Молодые послушницы, желающие стать голосом Разрубившего, будут всегда. Она привыкнет к циничной мысли о том, что о будущих человеческих ресурсах не стоит волноваться. Она уготовит эту возможную роль и Ладе, но Пётр и конфедераты внесут в решение свои поправки.

И этот железный, умершего мира бог. Возможно, его тоже строили когда-то женщины.

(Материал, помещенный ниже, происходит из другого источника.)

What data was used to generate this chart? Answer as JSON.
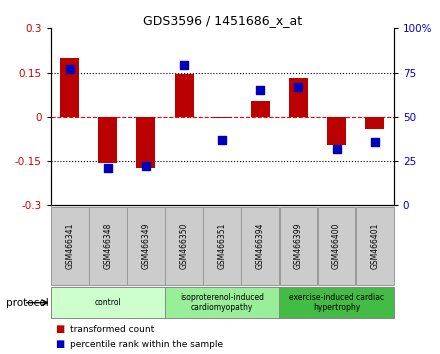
{
  "title": "GDS3596 / 1451686_x_at",
  "samples": [
    "GSM466341",
    "GSM466348",
    "GSM466349",
    "GSM466350",
    "GSM466351",
    "GSM466394",
    "GSM466399",
    "GSM466400",
    "GSM466401"
  ],
  "bar_values": [
    0.2,
    -0.155,
    -0.175,
    0.145,
    -0.005,
    0.055,
    0.13,
    -0.095,
    -0.04
  ],
  "dot_values": [
    77,
    21,
    22,
    79,
    37,
    65,
    67,
    32,
    36
  ],
  "bar_color": "#bb0000",
  "dot_color": "#0000bb",
  "ylim_left": [
    -0.3,
    0.3
  ],
  "ylim_right": [
    0,
    100
  ],
  "yticks_left": [
    -0.3,
    -0.15,
    0.0,
    0.15,
    0.3
  ],
  "yticks_right": [
    0,
    25,
    50,
    75,
    100
  ],
  "hlines": [
    -0.15,
    0.0,
    0.15
  ],
  "hline_styles": [
    "dotted",
    "dashed",
    "dotted"
  ],
  "hline_colors": [
    "black",
    "red",
    "black"
  ],
  "groups": [
    {
      "label": "control",
      "start": 0,
      "end": 3,
      "color": "#ccffcc"
    },
    {
      "label": "isoproterenol-induced\ncardiomyopathy",
      "start": 3,
      "end": 6,
      "color": "#99ee99"
    },
    {
      "label": "exercise-induced cardiac\nhypertrophy",
      "start": 6,
      "end": 9,
      "color": "#44bb44"
    }
  ],
  "protocol_label": "protocol",
  "legend_bar": "transformed count",
  "legend_dot": "percentile rank within the sample",
  "tick_color_left": "#cc0000",
  "tick_color_right": "#0000cc",
  "bar_width": 0.5,
  "dot_size": 28,
  "xlabel_bg": "#cccccc",
  "plot_bg": "#ffffff"
}
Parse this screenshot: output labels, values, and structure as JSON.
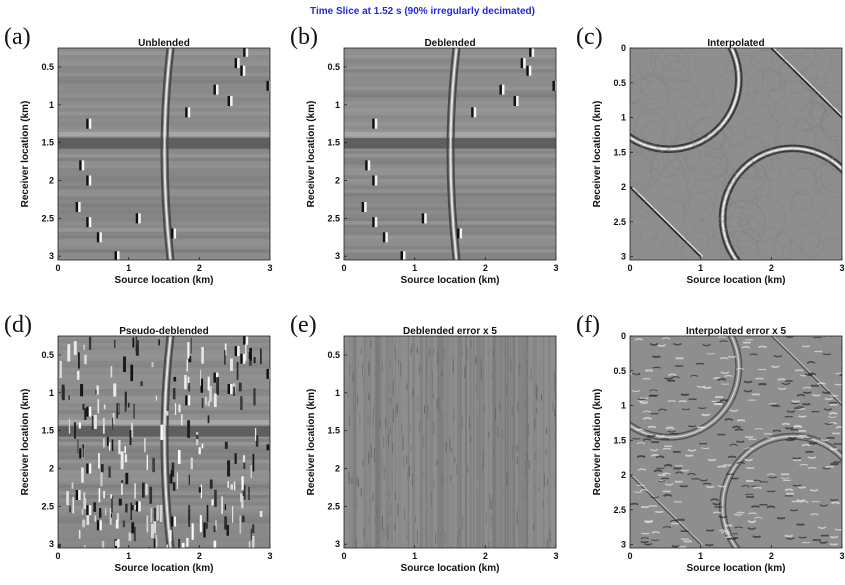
{
  "figure": {
    "title": "Time Slice at 1.52 s (90% irregularly decimated)",
    "title_color": "#1f2bdc"
  },
  "panels": [
    {
      "letter": "(a)",
      "title": "Unblended",
      "kind": "unblended",
      "xlabel": "Source location (km)",
      "ylabel": "Receiver location (km)",
      "xticks": [
        "0",
        "1",
        "2",
        "3"
      ],
      "yticks": [
        "0.5",
        "1",
        "1.5",
        "2",
        "2.5",
        "3"
      ]
    },
    {
      "letter": "(b)",
      "title": "Deblended",
      "kind": "deblended",
      "xlabel": "Source location (km)",
      "ylabel": "Receiver location (km)",
      "xticks": [
        "0",
        "1",
        "2",
        "3"
      ],
      "yticks": [
        "0.5",
        "1",
        "1.5",
        "2",
        "2.5",
        "3"
      ]
    },
    {
      "letter": "(c)",
      "title": "Interpolated",
      "kind": "interpolated",
      "xlabel": "Source location (km)",
      "ylabel": "Receiver location (km)",
      "xticks": [
        "0",
        "1",
        "2",
        "3"
      ],
      "yticks": [
        "0",
        "0.5",
        "1",
        "1.5",
        "2",
        "2.5",
        "3"
      ]
    },
    {
      "letter": "(d)",
      "title": "Pseudo-deblended",
      "kind": "pseudo",
      "xlabel": "Source location (km)",
      "ylabel": "Receiver location (km)",
      "xticks": [
        "0",
        "1",
        "2",
        "3"
      ],
      "yticks": [
        "0.5",
        "1",
        "1.5",
        "2",
        "2.5",
        "3"
      ]
    },
    {
      "letter": "(e)",
      "title": "Deblended error x 5",
      "kind": "deblend_err",
      "xlabel": "Source location (km)",
      "ylabel": "Receiver location (km)",
      "xticks": [
        "0",
        "1",
        "2",
        "3"
      ],
      "yticks": [
        "0.5",
        "1",
        "1.5",
        "2",
        "2.5",
        "3"
      ]
    },
    {
      "letter": "(f)",
      "title": "Interpolated error x 5",
      "kind": "interp_err",
      "xlabel": "Source location (km)",
      "ylabel": "Receiver location (km)",
      "xticks": [
        "0",
        "1",
        "2",
        "3"
      ],
      "yticks": [
        "0",
        "0.5",
        "1",
        "1.5",
        "2",
        "2.5",
        "3"
      ]
    }
  ]
}
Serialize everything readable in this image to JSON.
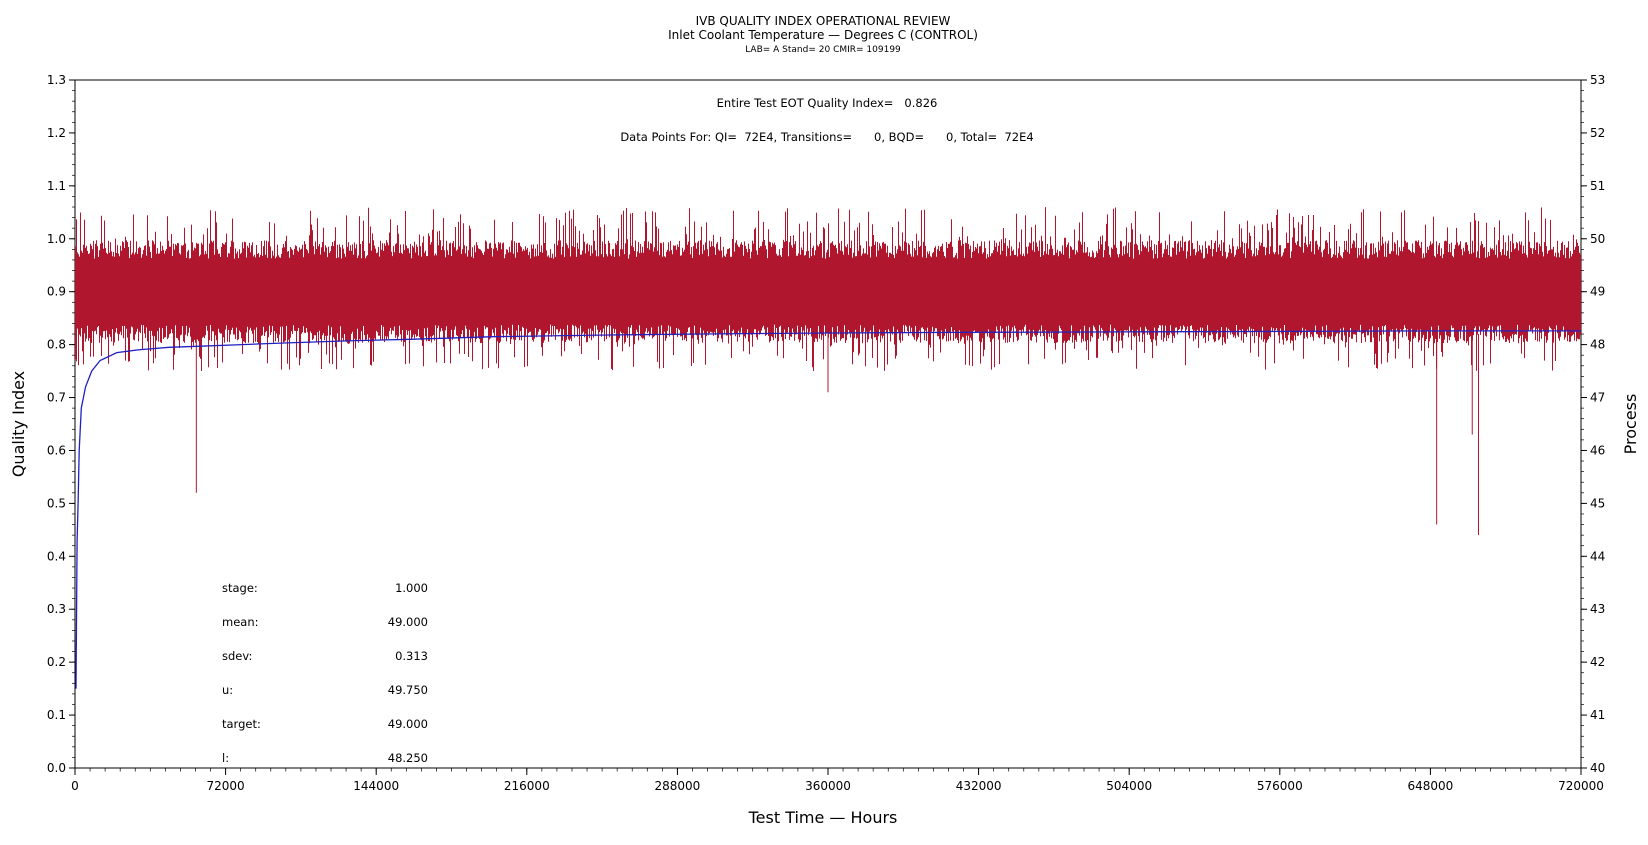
{
  "chart_data": {
    "type": "line",
    "title": "IVB QUALITY INDEX OPERATIONAL REVIEW",
    "subtitle": "Inlet Coolant Temperature — Degrees C (CONTROL)",
    "subtitle2": "LAB= A Stand= 20 CMIR= 109199",
    "xlabel": "Test Time — Hours",
    "ylabel": "Quality Index",
    "y2label": "Process",
    "xlim": [
      0,
      720000
    ],
    "ylim": [
      0.0,
      1.3
    ],
    "y2lim": [
      40,
      53
    ],
    "xticks": [
      "0",
      "72000",
      "144000",
      "216000",
      "288000",
      "360000",
      "432000",
      "504000",
      "576000",
      "648000",
      "720000"
    ],
    "yticks": [
      "0.0",
      "0.1",
      "0.2",
      "0.3",
      "0.4",
      "0.5",
      "0.6",
      "0.7",
      "0.8",
      "0.9",
      "1.0",
      "1.1",
      "1.2",
      "1.3"
    ],
    "y2ticks": [
      "40",
      "41",
      "42",
      "43",
      "44",
      "45",
      "46",
      "47",
      "48",
      "49",
      "50",
      "51",
      "52",
      "53"
    ],
    "annotations": [
      "Entire Test EOT Quality Index=   0.826",
      "Data Points For: QI=  72E4, Transitions=      0, BQD=      0, Total=  72E4"
    ],
    "stats": [
      {
        "label": "stage:",
        "value": "1.000"
      },
      {
        "label": "mean:",
        "value": "49.000"
      },
      {
        "label": "sdev:",
        "value": "0.313"
      },
      {
        "label": "u:",
        "value": "49.750"
      },
      {
        "label": "target:",
        "value": "49.000"
      },
      {
        "label": "l:",
        "value": "48.250"
      }
    ],
    "series": [
      {
        "axis": "right",
        "color": "#b0172e",
        "x": [
          0,
          720000
        ],
        "y_mean": 49.0,
        "y_band": [
          48.2,
          49.8
        ],
        "y_extremes": [
          50.6,
          47.5
        ],
        "spikes": [
          {
            "x": 58000,
            "y": 45.2
          },
          {
            "x": 360000,
            "y": 47.1
          },
          {
            "x": 651000,
            "y": 44.6
          },
          {
            "x": 668000,
            "y": 46.3
          },
          {
            "x": 671000,
            "y": 44.4
          }
        ]
      },
      {
        "axis": "left",
        "color": "#2020c0",
        "x": [
          500,
          1000,
          1500,
          2000,
          3000,
          5000,
          8000,
          12000,
          20000,
          30000,
          45000,
          60000,
          80000,
          100000,
          130000,
          160000,
          200000,
          250000,
          300000,
          360000,
          420000,
          500000,
          580000,
          650000,
          720000
        ],
        "y": [
          0.15,
          0.43,
          0.5,
          0.6,
          0.68,
          0.72,
          0.75,
          0.77,
          0.785,
          0.79,
          0.795,
          0.797,
          0.8,
          0.803,
          0.807,
          0.81,
          0.815,
          0.818,
          0.82,
          0.822,
          0.823,
          0.824,
          0.825,
          0.826,
          0.826
        ]
      }
    ]
  }
}
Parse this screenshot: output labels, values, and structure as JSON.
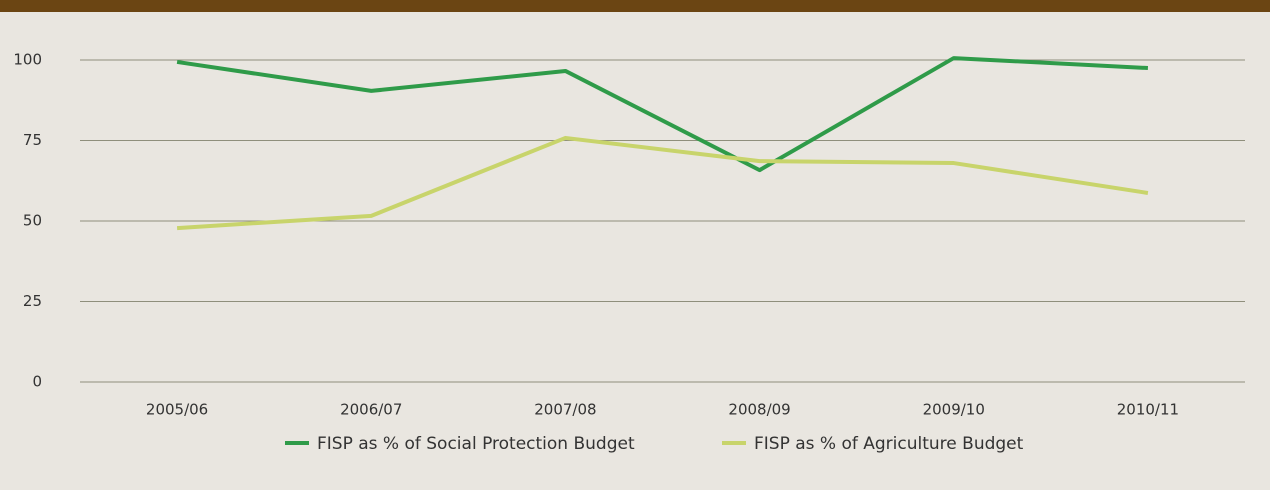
{
  "chart_data": {
    "type": "line",
    "categories": [
      "2005/06",
      "2006/07",
      "2007/08",
      "2008/09",
      "2009/10",
      "2010/11"
    ],
    "series": [
      {
        "name": "FISP as % of Social Protection Budget",
        "color": "#2f9b49",
        "values": [
          99.4,
          90.4,
          96.6,
          65.8,
          100.6,
          97.5
        ]
      },
      {
        "name": "FISP as % of Agriculture Budget",
        "color": "#c8d46b",
        "values": [
          47.8,
          51.6,
          75.8,
          68.6,
          68.0,
          58.7
        ]
      }
    ],
    "ylim": [
      0,
      100
    ],
    "yticks": [
      0,
      25,
      50,
      75,
      100
    ],
    "grid": true
  }
}
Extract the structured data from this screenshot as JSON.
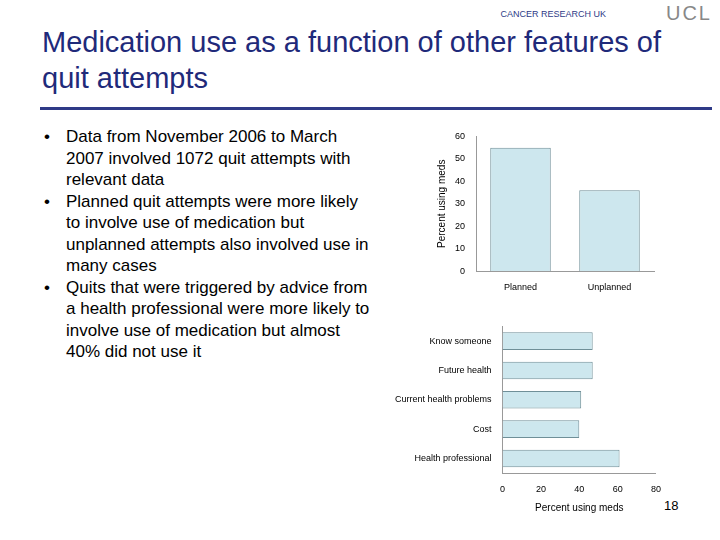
{
  "title": "Medication use as a function of other features of quit attempts",
  "logos": [
    "CANCER RESEARCH UK",
    "UCL"
  ],
  "bullets": [
    "Data from November 2006 to March 2007 involved 1072 quit attempts with relevant data",
    "Planned quit attempts were more likely to involve use of medication but unplanned attempts also involved use in many cases",
    "Quits that were triggered by advice from a health professional were more likely to involve use of medication but almost 40% did not use it"
  ],
  "page_number": "18",
  "chart_data": [
    {
      "type": "bar",
      "ylabel": "Percent using meds",
      "categories": [
        "Planned",
        "Unplanned"
      ],
      "values": [
        55,
        36
      ],
      "color": "#cde7ee",
      "ylim": [
        0,
        60
      ],
      "yticks": [
        0,
        10,
        20,
        30,
        40,
        50,
        60
      ],
      "grid": false
    },
    {
      "type": "bar",
      "orientation": "horizontal",
      "xlabel": "Percent using meds",
      "categories": [
        "Know someone",
        "Future health",
        "Current health problems",
        "Cost",
        "Health professional"
      ],
      "values": [
        47,
        47,
        41,
        40,
        61
      ],
      "color": "#cde7ee",
      "xlim": [
        0,
        80
      ],
      "xticks": [
        0,
        20,
        40,
        60,
        80
      ],
      "grid": false
    }
  ]
}
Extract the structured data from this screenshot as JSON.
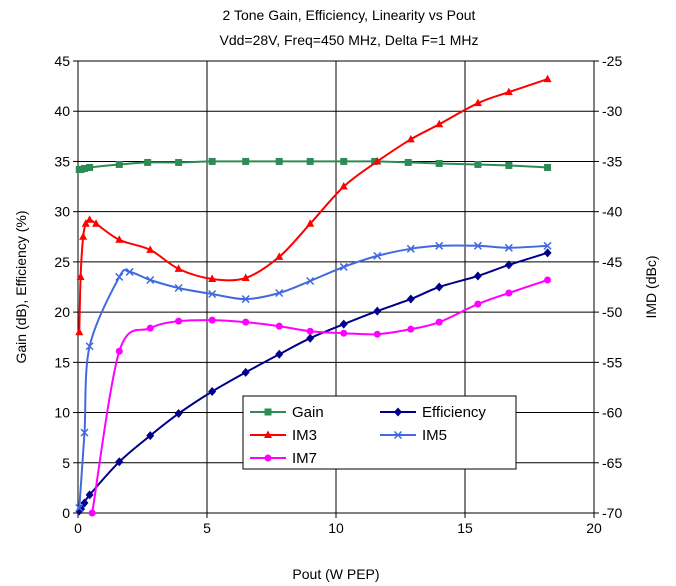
{
  "chart_data": {
    "type": "line",
    "title": "2 Tone Gain, Efficiency, Linearity vs Pout",
    "subtitle": "Vdd=28V, Freq=450 MHz, Delta F=1 MHz",
    "xlabel": "Pout (W PEP)",
    "ylabel": "Gain (dB), Efficiency (%)",
    "y2label": "IMD (dBc)",
    "xlim": [
      0,
      20
    ],
    "ylim": [
      0,
      45
    ],
    "y2lim": [
      -70,
      -25
    ],
    "xticks": [
      "0",
      "5",
      "10",
      "15",
      "20"
    ],
    "yticks": [
      "0",
      "5",
      "10",
      "15",
      "20",
      "25",
      "30",
      "35",
      "40",
      "45"
    ],
    "y2ticks": [
      "-70",
      "-65",
      "-60",
      "-55",
      "-50",
      "-45",
      "-40",
      "-35",
      "-30",
      "-25"
    ],
    "grid": true,
    "legend_position": "lower-center",
    "series": [
      {
        "name": "Gain",
        "axis": "left",
        "color": "#2e8b57",
        "marker": "square",
        "x": [
          0.05,
          0.12,
          0.25,
          0.45,
          1.6,
          2.7,
          3.9,
          5.2,
          6.5,
          7.8,
          9.0,
          10.3,
          11.5,
          12.8,
          14.0,
          15.5,
          16.7,
          18.2
        ],
        "y": [
          34.2,
          34.2,
          34.3,
          34.4,
          34.7,
          34.9,
          34.9,
          35.0,
          35.0,
          35.0,
          35.0,
          35.0,
          35.0,
          34.9,
          34.8,
          34.7,
          34.6,
          34.4
        ]
      },
      {
        "name": "Efficiency",
        "axis": "left",
        "color": "#00008b",
        "marker": "diamond",
        "x": [
          0.05,
          0.12,
          0.25,
          0.45,
          1.6,
          2.8,
          3.9,
          5.2,
          6.5,
          7.8,
          9.0,
          10.3,
          11.6,
          12.9,
          14.0,
          15.5,
          16.7,
          18.2
        ],
        "y": [
          0.2,
          0.4,
          1.0,
          1.8,
          5.1,
          7.7,
          9.9,
          12.1,
          14.0,
          15.8,
          17.4,
          18.8,
          20.1,
          21.3,
          22.5,
          23.6,
          24.7,
          25.9
        ]
      },
      {
        "name": "IM3",
        "axis": "right",
        "color": "#ff0000",
        "marker": "triangle",
        "x": [
          0.05,
          0.1,
          0.2,
          0.3,
          0.45,
          0.7,
          1.6,
          2.8,
          3.9,
          5.2,
          6.5,
          7.8,
          9.0,
          10.3,
          11.6,
          12.9,
          14.0,
          15.5,
          16.7,
          18.2
        ],
        "y": [
          -52.0,
          -46.5,
          -42.5,
          -41.2,
          -40.8,
          -41.2,
          -42.8,
          -43.8,
          -45.7,
          -46.7,
          -46.6,
          -44.5,
          -41.2,
          -37.5,
          -35.0,
          -32.8,
          -31.3,
          -29.2,
          -28.1,
          -26.8
        ]
      },
      {
        "name": "IM5",
        "axis": "right",
        "color": "#4169e1",
        "marker": "x",
        "x": [
          0.05,
          0.25,
          0.45,
          1.6,
          2.0,
          2.8,
          3.9,
          5.2,
          6.5,
          7.8,
          9.0,
          10.3,
          11.6,
          12.9,
          14.0,
          15.5,
          16.7,
          18.2
        ],
        "y": [
          -69.5,
          -62.0,
          -53.4,
          -46.5,
          -46.0,
          -46.8,
          -47.6,
          -48.2,
          -48.7,
          -48.1,
          -46.9,
          -45.5,
          -44.4,
          -43.7,
          -43.4,
          -43.4,
          -43.6,
          -43.4
        ]
      },
      {
        "name": "IM7",
        "axis": "right",
        "color": "#ff00ff",
        "marker": "circle",
        "x": [
          0.55,
          1.6,
          2.8,
          3.9,
          5.2,
          6.5,
          7.8,
          9.0,
          10.3,
          11.6,
          12.9,
          14.0,
          15.5,
          16.7,
          18.2
        ],
        "y": [
          -70.0,
          -53.9,
          -51.6,
          -50.9,
          -50.8,
          -51.0,
          -51.4,
          -51.9,
          -52.1,
          -52.2,
          -51.7,
          -51.0,
          -49.2,
          -48.1,
          -46.8
        ]
      }
    ]
  }
}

Сшитый в книгу ворох пожелтелых бумаг предшественница отдала ей в руки. И спорынью — крошечные зёрнышки, много. «Это голос Разрубившего. Настаивай в браге и пей. Вещай, но не рассказывай никому. Отдашь тайну той, что придёт после тебя. И правду. Последнюю истину нашего мира»… Разрубивший глядит с ломких страниц — жуткая стальная груда. Кто-то из прежних, последних выживших, рассказал своим ещё не увидевшим свет потомкам правду о страшной трагедии. Глядит Разрубивший Луну и из огромной ямы в городе. Пророчица ходила туда, один раз, ей было достаточно. И сначала — страшно до обморока, а потом она всё поняла.

Ложь, ложь, милая улыбка женщины, ложь во благо, ложь-полуправда. Для прежних — наказание за гордыню и знания, для нынешних — рука с занесённым прутом. Бить по пальцам слишком много знающих, тех, кто хочет пойти в каменный город, кто умён и презрительно горд! Кто поднял бы в небо не железо — город, и убил бы мир снова. В небо — нельзя. Любое средство сгодится. Умирание ли девочек на каменном столе из-за кровопотери и шока, призыв к смерти для иноземцев, войны прежних, войны будущих — на всё есть одна мантра, одна церковь, одни законы и правила. Не стоило только, пожалуй, привлекать армейцев… Но вокруг ещё есть деревни, куда можно прийти и где жить. Жить, верно, потому что ещё должна извлечь, и передать учение дальше, и уйти в лес. Всё, как полагается. Женщины их мира сплели красивую ложь. А иначе и быть не могло — слишком человек нуждается в грозящем ему пальце…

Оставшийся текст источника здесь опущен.